Toplam üretiminin %20-25’nin uluslararası ticarete konu olması bile, potansiyel pazarın büyüklüğü hakkında bize yeterli bilgi veriyor.
Yeni dönem, çok uluslu şirketlerin veya mega şirketlerin dönemi olmayacak! Kobi şirketçiliği veya kooperatif tarzı bir organizasyon biçimi, zeytine çok yakışıyor.
Bir dizi kooperatif ve kooperatif üst kuruluşuyla İspanya zeytin ve zeytinyağı piyasasını organize ediyor. Zeytinyağında %63’lük üretim payıyla bir kooperatif olan Agro-Alimentarias “dünyanın en büyük üreticisi” sıfatını taşıyor.
Midilli Ticaret Odası Başkanı’nın 2000’de, Ayvalık’ta, katıldığı seminerde bitiriş tümcesini not etmiştim, tekrarlamak istiyorum:
-Bizim diktiğimiz ağaçlar artık size emanet edilmiştir, onlara iyi bakın!
Türkiye ağaç varlığını korumak ve bakmaktan öte, bu zeytin ağaçlarını geliştiriyor, arttırıyor.
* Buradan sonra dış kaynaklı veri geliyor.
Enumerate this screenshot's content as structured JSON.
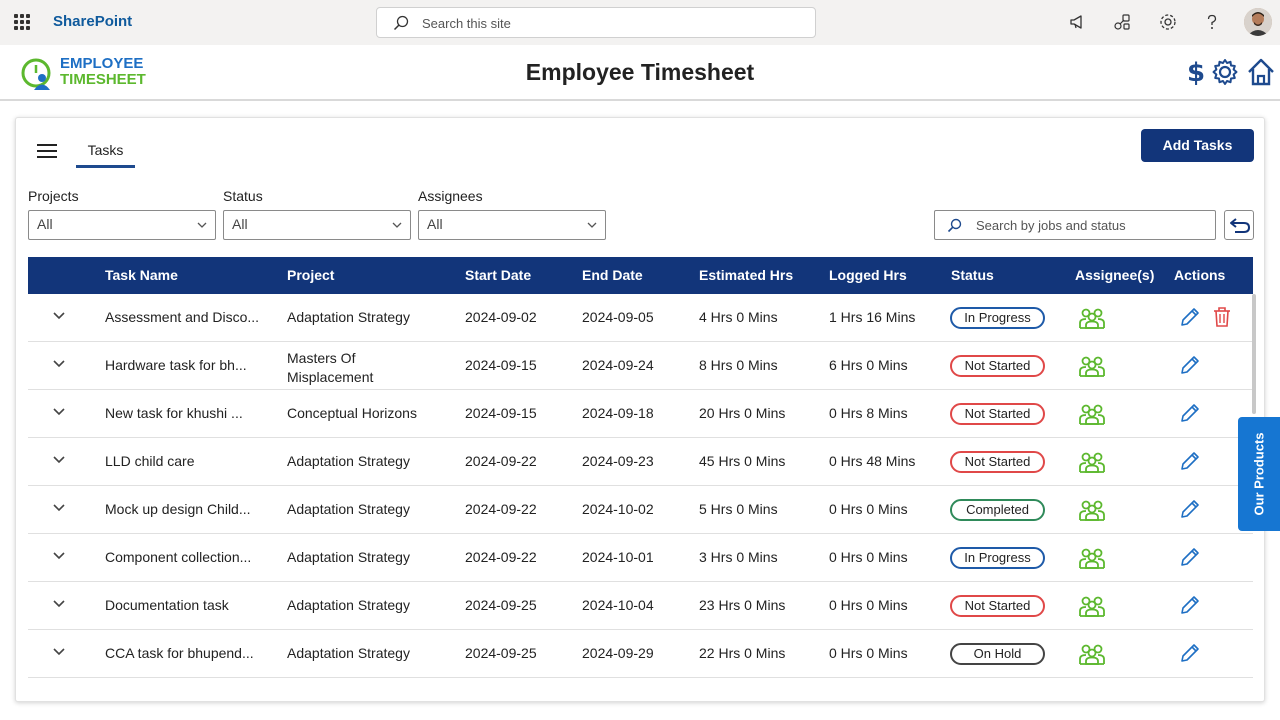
{
  "suitebar": {
    "app_name": "SharePoint",
    "search_placeholder": "Search this site",
    "icons": [
      "megaphone-icon",
      "share-icon",
      "settings-icon",
      "help-icon"
    ]
  },
  "header": {
    "logo_line1": "EMPLOYEE",
    "logo_line2": "TIMESHEET",
    "title": "Employee Timesheet",
    "icons": [
      "dollar-icon",
      "gear-icon",
      "home-icon"
    ]
  },
  "toolbar": {
    "tab_label": "Tasks",
    "add_button": "Add Tasks"
  },
  "filters": {
    "projects": {
      "label": "Projects",
      "value": "All"
    },
    "status": {
      "label": "Status",
      "value": "All"
    },
    "assignees": {
      "label": "Assignees",
      "value": "All"
    },
    "search_placeholder": "Search by jobs and status"
  },
  "table": {
    "columns": [
      "Task Name",
      "Project",
      "Start Date",
      "End Date",
      "Estimated Hrs",
      "Logged Hrs",
      "Status",
      "Assignee(s)",
      "Actions"
    ],
    "rows": [
      {
        "task": "Assessment and Disco...",
        "project": "Adaptation Strategy",
        "start": "2024-09-02",
        "end": "2024-09-05",
        "est": "4 Hrs 0 Mins",
        "logged": "1 Hrs 16 Mins",
        "status": "In Progress",
        "status_kind": "progress",
        "deletable": true
      },
      {
        "task": "Hardware task for bh...",
        "project": "Masters Of Misplacement",
        "start": "2024-09-15",
        "end": "2024-09-24",
        "est": "8 Hrs 0 Mins",
        "logged": "6 Hrs 0 Mins",
        "status": "Not Started",
        "status_kind": "notstarted",
        "deletable": false
      },
      {
        "task": "New task for khushi ...",
        "project": "Conceptual Horizons",
        "start": "2024-09-15",
        "end": "2024-09-18",
        "est": "20 Hrs 0 Mins",
        "logged": "0 Hrs 8 Mins",
        "status": "Not Started",
        "status_kind": "notstarted",
        "deletable": false
      },
      {
        "task": "LLD child care",
        "project": "Adaptation Strategy",
        "start": "2024-09-22",
        "end": "2024-09-23",
        "est": "45 Hrs 0 Mins",
        "logged": "0 Hrs 48 Mins",
        "status": "Not Started",
        "status_kind": "notstarted",
        "deletable": false
      },
      {
        "task": "Mock up design Child...",
        "project": "Adaptation Strategy",
        "start": "2024-09-22",
        "end": "2024-10-02",
        "est": "5 Hrs 0 Mins",
        "logged": "0 Hrs 0 Mins",
        "status": "Completed",
        "status_kind": "completed",
        "deletable": false
      },
      {
        "task": "Component collection...",
        "project": "Adaptation Strategy",
        "start": "2024-09-22",
        "end": "2024-10-01",
        "est": "3 Hrs 0 Mins",
        "logged": "0 Hrs 0 Mins",
        "status": "In Progress",
        "status_kind": "progress",
        "deletable": false
      },
      {
        "task": "Documentation task",
        "project": "Adaptation Strategy",
        "start": "2024-09-25",
        "end": "2024-10-04",
        "est": "23 Hrs 0 Mins",
        "logged": "0 Hrs 0 Mins",
        "status": "Not Started",
        "status_kind": "notstarted",
        "deletable": false
      },
      {
        "task": "CCA task for bhupend...",
        "project": "Adaptation Strategy",
        "start": "2024-09-25",
        "end": "2024-09-29",
        "est": "22 Hrs 0 Mins",
        "logged": "0 Hrs 0 Mins",
        "status": "On Hold",
        "status_kind": "hold",
        "deletable": false
      }
    ]
  },
  "side_tab": {
    "label": "Our Products"
  },
  "colors": {
    "header_blue": "#12357a",
    "assignee_green": "#5cb82e",
    "edit_blue": "#1e6fc4",
    "delete_red": "#e04848"
  }
}
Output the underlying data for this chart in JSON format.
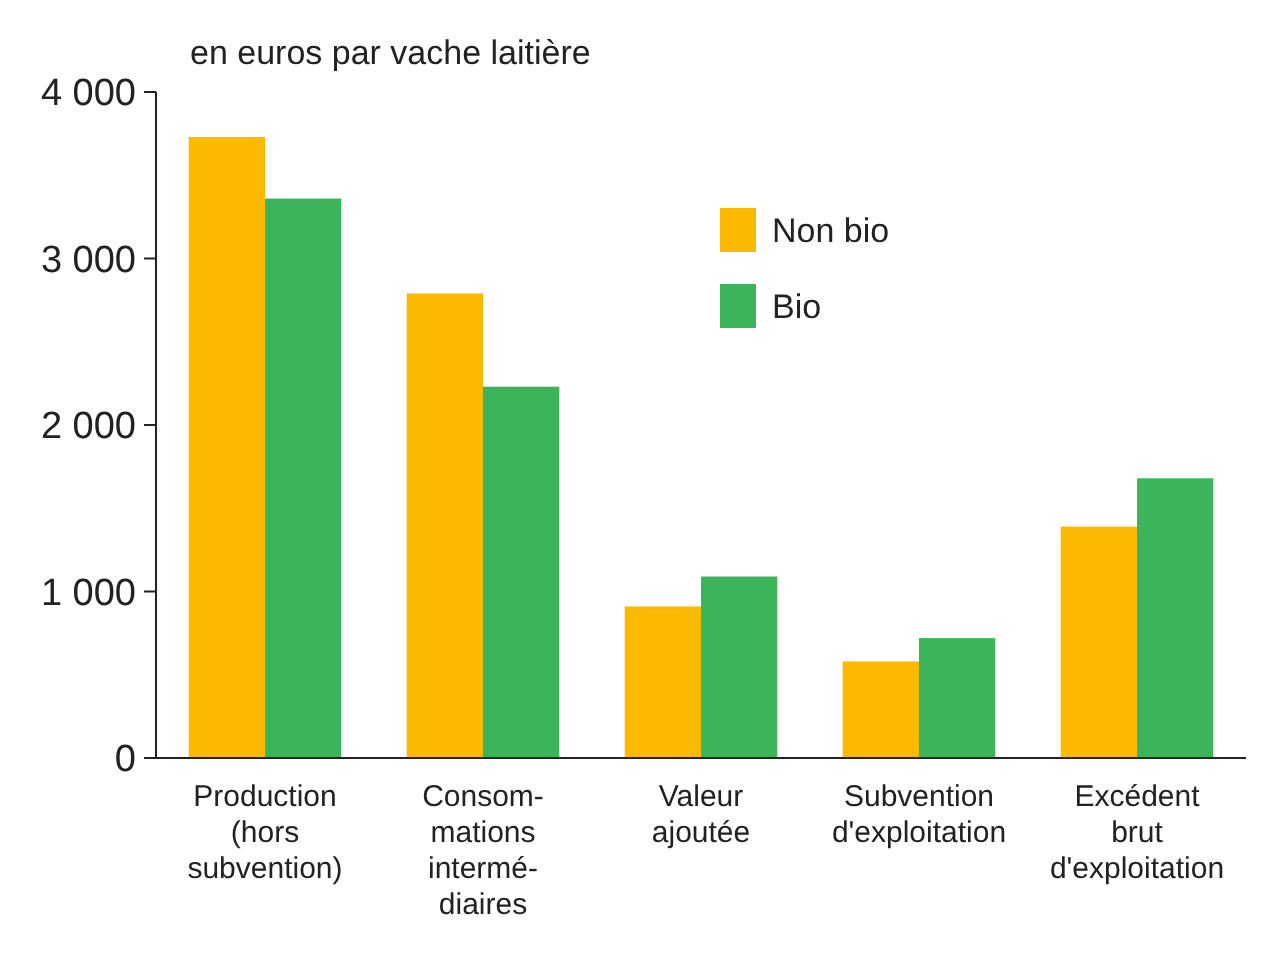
{
  "chart_data": {
    "type": "bar",
    "ylabel": "en euros par vache laitière",
    "categories": [
      "Production\n(hors\nsubvention)",
      "Consom-\nmations\nintermé-\ndiaires",
      "Valeur\najoutée",
      "Subvention\nd'exploitation",
      "Excédent\nbrut\nd'exploitation"
    ],
    "series": [
      {
        "name": "Non bio",
        "color": "#fbb900",
        "values": [
          3730,
          2790,
          910,
          580,
          1390
        ]
      },
      {
        "name": "Bio",
        "color": "#3cb45a",
        "values": [
          3360,
          2230,
          1090,
          720,
          1680
        ]
      }
    ],
    "ylim": [
      0,
      4000
    ],
    "yticks": [
      {
        "value": 0,
        "label": "0"
      },
      {
        "value": 1000,
        "label": "1 000"
      },
      {
        "value": 2000,
        "label": "2 000"
      },
      {
        "value": 3000,
        "label": "3 000"
      },
      {
        "value": 4000,
        "label": "4 000"
      }
    ],
    "legend": "top"
  }
}
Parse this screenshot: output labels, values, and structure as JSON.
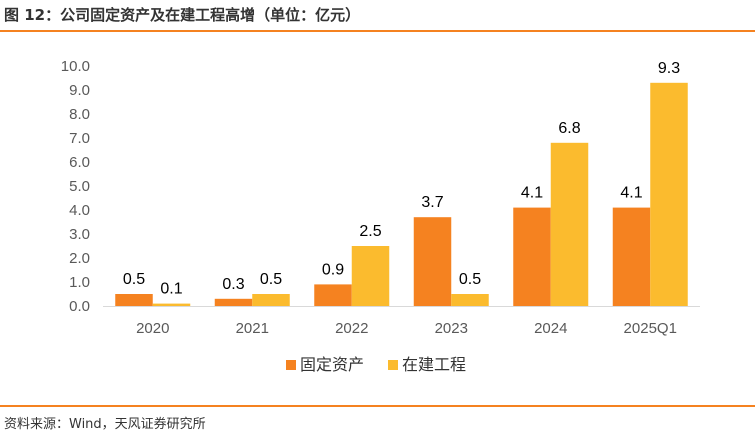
{
  "title": "图 12：公司固定资产及在建工程高增（单位：亿元）",
  "source": "资料来源：Wind，天风证券研究所",
  "colors": {
    "accent": "#F58220",
    "series1": "#F58220",
    "series2": "#FBBB2E"
  },
  "chart_data": {
    "type": "bar",
    "categories": [
      "2020",
      "2021",
      "2022",
      "2023",
      "2024",
      "2025Q1"
    ],
    "series": [
      {
        "name": "固定资产",
        "values": [
          0.5,
          0.3,
          0.9,
          3.7,
          4.1,
          4.1
        ],
        "color": "#F58220"
      },
      {
        "name": "在建工程",
        "values": [
          0.1,
          0.5,
          2.5,
          0.5,
          6.8,
          9.3
        ],
        "color": "#FBBB2E"
      }
    ],
    "yticks": [
      "0.0",
      "1.0",
      "2.0",
      "3.0",
      "4.0",
      "5.0",
      "6.0",
      "7.0",
      "8.0",
      "9.0",
      "10.0"
    ],
    "ylim": [
      0,
      10
    ],
    "grid": false,
    "legend": "bottom-center",
    "xlabel": "",
    "ylabel": ""
  }
}
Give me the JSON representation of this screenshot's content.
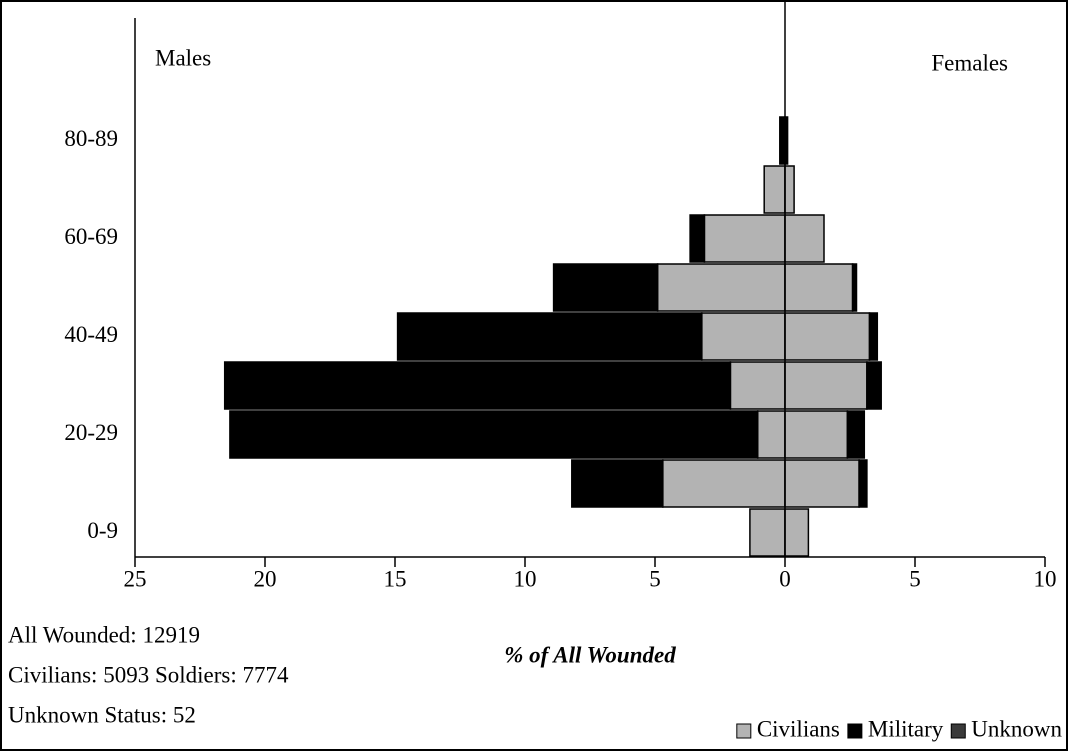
{
  "chart_data": {
    "type": "pyramid",
    "left_label": "Males",
    "right_label": "Females",
    "x_label": "% of All Wounded",
    "annotations": [
      "All Wounded: 12919",
      "Civilians: 5093  Soldiers: 7774",
      "Unknown Status: 52"
    ],
    "categories": [
      "0-9",
      null,
      "20-29",
      null,
      "40-49",
      null,
      "60-69",
      null,
      "80-89"
    ],
    "series": [
      {
        "name": "Civilians",
        "color": "#b3b3b3",
        "males": [
          1.35,
          4.7,
          1.05,
          2.1,
          3.2,
          4.9,
          3.1,
          0.8,
          0
        ],
        "females": [
          0.9,
          2.85,
          2.4,
          3.15,
          3.25,
          2.6,
          1.5,
          0.35,
          0
        ]
      },
      {
        "name": "Military",
        "color": "#000000",
        "males": [
          0,
          3.5,
          20.3,
          19.45,
          11.7,
          4.0,
          0.55,
          0,
          0.2
        ],
        "females": [
          0,
          0.3,
          0.65,
          0.55,
          0.3,
          0.15,
          0,
          0,
          0.1
        ]
      },
      {
        "name": "Unknown",
        "color": "#3a3a3a",
        "males": [
          0,
          0,
          0,
          0,
          0,
          0,
          0,
          0,
          0
        ],
        "females": [
          0,
          0,
          0,
          0,
          0,
          0,
          0,
          0,
          0
        ]
      }
    ],
    "xlim": [
      -25,
      10
    ],
    "xticks": [
      {
        "value": -25,
        "label": "25"
      },
      {
        "value": -20,
        "label": "20"
      },
      {
        "value": -15,
        "label": "15"
      },
      {
        "value": -10,
        "label": "10"
      },
      {
        "value": -5,
        "label": "5"
      },
      0,
      5,
      10
    ],
    "legend": "bottom-right"
  }
}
Türkiye 80 yıldır ilk kez değeri yükselen bir meyvenin yanında duruyor, burası kesin.
Çünkü Türkiye, bu sektörün 1.Lig’inde oynamak istiyor.
Sevdiğim Adana-Kozan özdeyişini tekrarlamak isterim:
-Kavak ek, çocukların görsün, zeytin dik, torunların görsün…
***
Evet, “belge” aynen böyle…
Aradan 24 yıl geçti, zeytin ve zeytinyağında neler oldu?
Türkiye, zeytin ve zeytinyağında 1.Lig’e çık(a)madı, 2. Lig’de debelenip duruyor.
Oysa zeytin ağacı sayısı 195 milyonu bulunca, çok umutlanmıştık…
İşin ağaç sayısından çok, verimi arttırmaktan geçtiğini unuttuk. Zeytin ortalama verimi, ağaç başına 15 kg’da çakıldı kaldı. Son 5 yılın ortalamasıyla da ihracat 80 bin tonu ancak buluyor. İhracatçı sayısı 1329’a yükseldi ama ihracatçı başına ihracat 200 ton.
Coğrafi İşaret (Cİ) konusuna çok bel bağlamıştık… Hemen her bölge, kendi zeytin ya da zeytinyağı için Cİ tescili aldı ama bütün bunlar ihracatı arttırmadı.
Üretici “maliyet arttırıyor” savıyla, tescile para vermek istemeyince, piyasadaki tescilli yağ oranı %1’e bile ulaşmadı. İhracatta coğrafi tescili olan zeytinyağının esamisi okunmuyor.
İhracatın %95’ini dökme yağ oluşturuyor. Anlayacağınız, dökme zeytinyağı ihracatıyla İtalya’nın “taşeron oyuncusu” olmakla yetiniyoruz.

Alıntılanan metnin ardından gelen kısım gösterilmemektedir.